Войско-дружину руськую разогнал, половчидзями да вайнахуями наймитными заменил. Не ценит его народ руський!
Мастерские да кузни закрыл. Не ценит его народ руський!
Флот морской в морях утопил, флот воздушный на землю приземлил. Не ценит его народ руський!
Вельми много в Москвабад народцу-инородцу навёз. Не ценит его народ руський!
Зелья дурманные велел за травы благовонные считать. Не ценит его народ руський!
Детишками руськими торговать да учить их блядовать благословил. Не ценит его народ руський!
Перед панами ляшскими аж на карачках ползал, за весь народ руський каялся - про то, что былым временем немцы-рыцари славные пановьё гоноровое пузатое в стругу настругали в местечке Болтынь - ну чиста канкретна без проигрыша тема, вот сейчас оценит его народ руський! Так ведь не оценили...
Пакы боле и боле людей руських по острогам да каторгам рассадил. И что думаете? И тут не ценит его народ руський!!!
Горко ему станет, сядет у окошка, в ручки белые сплеснёт, пригорюнится, восплачется: "Не любит меня народ руський, злой он, уйду я от вас!" Набегут бояре да дворяне, за руки хватают, полы кафтанные целуют, аж слюнью замочат все, стонут, кричат: "Куда уйдёшь, как нас без разума своего покинешь?! А народец глуп, плюнь на него!" Плюнет на народ Медведько, да и чует - легче стало. Тут и ободрится: "Ну ин ладно. Не уйду!"
И нове о народе руськом радеть.
Вместо лекарей да лекарств шаманов да вуду расплодил! Не ценит!
Детишек от матерей да отцов отлучать велел! Не ценит!!
Дань шакалам, с юга набежавшим, за двенадцать лет вперёд уплатил! Не ценит!!!
Уж и полицию-то завести приказал - ой любо! Так что думаете? И этого не оценили...
Уж на что Бардака Оглы Ебаму, Великого Хана Пиндос-Орды, в зад-то целовал!!! И тут не ценят, падлы!!!
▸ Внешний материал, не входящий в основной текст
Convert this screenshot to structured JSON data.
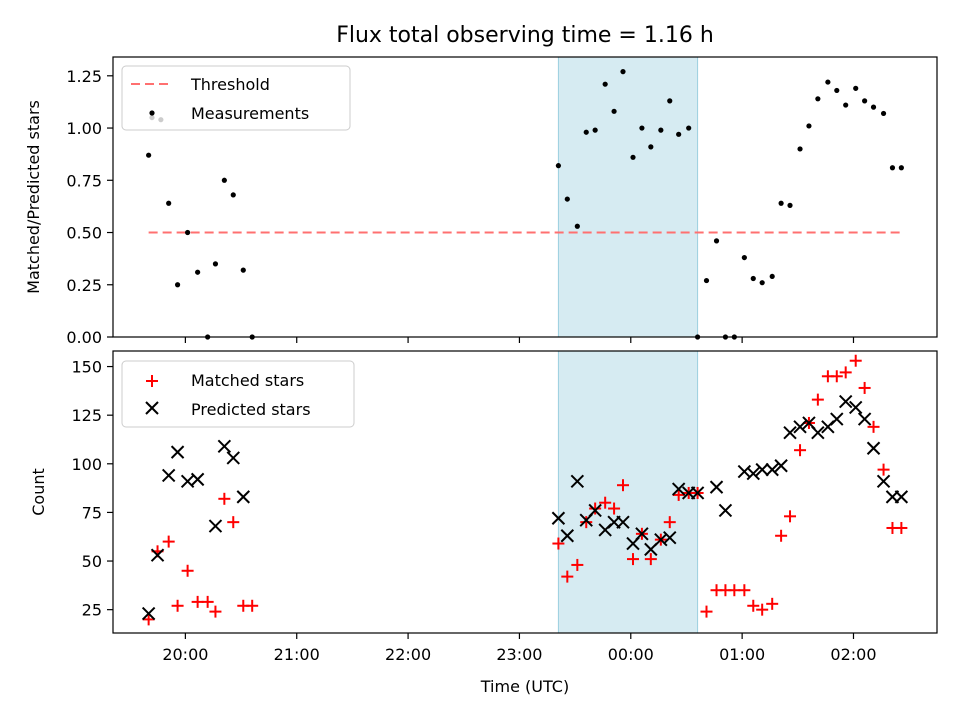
{
  "chart_data": {
    "type": "scatter",
    "title": "Flux total observing time = 1.16 h",
    "xlabel": "Time (UTC)",
    "x_tick_labels": [
      "20:00",
      "21:00",
      "22:00",
      "23:00",
      "00:00",
      "01:00",
      "02:00"
    ],
    "x_ticks_hours": [
      20,
      21,
      22,
      23,
      24,
      25,
      26
    ],
    "x_range_hours": [
      19.35,
      26.75
    ],
    "highlight_span_hours": [
      23.35,
      24.6
    ],
    "highlight_color": "#add8e6",
    "panels": [
      {
        "ylabel": "Matched/Predicted stars",
        "ylim": [
          0,
          1.34
        ],
        "yticks": [
          0.0,
          0.25,
          0.5,
          0.75,
          1.0,
          1.25
        ],
        "ytick_labels": [
          "0.00",
          "0.25",
          "0.50",
          "0.75",
          "1.00",
          "1.25"
        ],
        "legend_position": "top-left",
        "threshold": {
          "name": "Threshold",
          "value": 0.5,
          "x_from": 19.67,
          "x_to": 26.45,
          "color": "#ff6b6b"
        },
        "series": [
          {
            "name": "Measurements",
            "marker": "dot",
            "color": "#000000",
            "x": [
              19.67,
              19.7,
              19.78,
              19.85,
              19.93,
              20.02,
              20.11,
              20.2,
              20.27,
              20.35,
              20.43,
              20.52,
              20.6,
              23.35,
              23.43,
              23.52,
              23.6,
              23.68,
              23.77,
              23.85,
              23.93,
              24.02,
              24.1,
              24.18,
              24.27,
              24.35,
              24.43,
              24.52,
              24.6,
              24.68,
              24.77,
              24.85,
              24.93,
              25.02,
              25.1,
              25.18,
              25.27,
              25.35,
              25.43,
              25.52,
              25.6,
              25.68,
              25.77,
              25.85,
              25.93,
              26.02,
              26.1,
              26.18,
              26.27,
              26.35,
              26.43
            ],
            "y": [
              0.87,
              1.05,
              1.04,
              0.64,
              0.25,
              0.5,
              0.31,
              0.0,
              0.35,
              0.75,
              0.68,
              0.32,
              0.0,
              0.82,
              0.66,
              0.53,
              0.98,
              0.99,
              1.21,
              1.08,
              1.27,
              0.86,
              1.0,
              0.91,
              0.99,
              1.13,
              0.97,
              1.0,
              0.0,
              0.27,
              0.46,
              0.0,
              0.0,
              0.38,
              0.28,
              0.26,
              0.29,
              0.64,
              0.63,
              0.9,
              1.01,
              1.14,
              1.22,
              1.18,
              1.11,
              1.19,
              1.13,
              1.1,
              1.07,
              0.81,
              0.81
            ]
          }
        ]
      },
      {
        "ylabel": "Count",
        "ylim": [
          13,
          158
        ],
        "yticks": [
          25,
          50,
          75,
          100,
          125,
          150
        ],
        "ytick_labels": [
          "25",
          "50",
          "75",
          "100",
          "125",
          "150"
        ],
        "legend_position": "top-left",
        "series": [
          {
            "name": "Matched stars",
            "marker": "plus",
            "color": "#ff0000",
            "x": [
              19.67,
              19.75,
              19.85,
              19.93,
              20.02,
              20.11,
              20.2,
              20.27,
              20.35,
              20.43,
              20.52,
              20.6,
              23.35,
              23.43,
              23.52,
              23.6,
              23.68,
              23.77,
              23.85,
              23.93,
              24.02,
              24.1,
              24.18,
              24.27,
              24.35,
              24.43,
              24.52,
              24.6,
              24.68,
              24.77,
              24.85,
              24.93,
              25.02,
              25.1,
              25.18,
              25.27,
              25.35,
              25.43,
              25.52,
              25.6,
              25.68,
              25.77,
              25.85,
              25.93,
              26.02,
              26.1,
              26.18,
              26.27,
              26.35,
              26.43
            ],
            "y": [
              20,
              55,
              60,
              27,
              45,
              29,
              29,
              24,
              82,
              70,
              27,
              27,
              59,
              42,
              48,
              70,
              77,
              80,
              77,
              89,
              51,
              64,
              51,
              61,
              70,
              84,
              85,
              85,
              24,
              35,
              35,
              35,
              35,
              27,
              25,
              28,
              63,
              73,
              107,
              121,
              133,
              145,
              145,
              147,
              153,
              139,
              119,
              97,
              67,
              67
            ]
          },
          {
            "name": "Predicted stars",
            "marker": "x",
            "color": "#000000",
            "x": [
              19.67,
              19.75,
              19.85,
              19.93,
              20.02,
              20.11,
              20.27,
              20.35,
              20.43,
              20.52,
              23.35,
              23.43,
              23.52,
              23.6,
              23.68,
              23.77,
              23.85,
              23.93,
              24.02,
              24.1,
              24.18,
              24.27,
              24.35,
              24.43,
              24.52,
              24.6,
              24.77,
              24.85,
              25.02,
              25.1,
              25.18,
              25.27,
              25.35,
              25.43,
              25.52,
              25.6,
              25.68,
              25.77,
              25.85,
              25.93,
              26.02,
              26.1,
              26.18,
              26.27,
              26.35,
              26.43
            ],
            "y": [
              23,
              53,
              94,
              106,
              91,
              92,
              68,
              109,
              103,
              83,
              72,
              63,
              91,
              71,
              76,
              66,
              70,
              70,
              59,
              64,
              56,
              61,
              62,
              87,
              85,
              85,
              88,
              76,
              96,
              95,
              97,
              97,
              99,
              116,
              119,
              121,
              116,
              119,
              123,
              132,
              129,
              123,
              108,
              91,
              83,
              83
            ]
          }
        ]
      }
    ]
  }
}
Патриса Лужумбу, градоправителя москвабадского бессменного да бессмертного, смерти тепловой политической предал - думал, ну оценят же?! Так что? Смеются, пальцами жесты странные у виска делают. Одни пидарасы тому обрадовались, думал-надеялся Медведько - они и есть народ русский, пошёл с ними целоваться, а вближе глянул - самому тошнотно стало. Ушёл он от пидарасов, рукой махнул... Решил скоморохов да актёришек-представлял балаганных Совестью Нации объявить, наприглашал их полон дворец - а они, твари такие, выпили всё, сожрали, посуду побили, полы заблевали, в портьеры златотканые насморкались, собак да детей боярских анально перепортили и разбежались, дале себя прославлять, а про него, Полоума, только и похвалялись, что он без их разума да умения - место пустое. А уж народ-то руський этого и вовсе не оценил...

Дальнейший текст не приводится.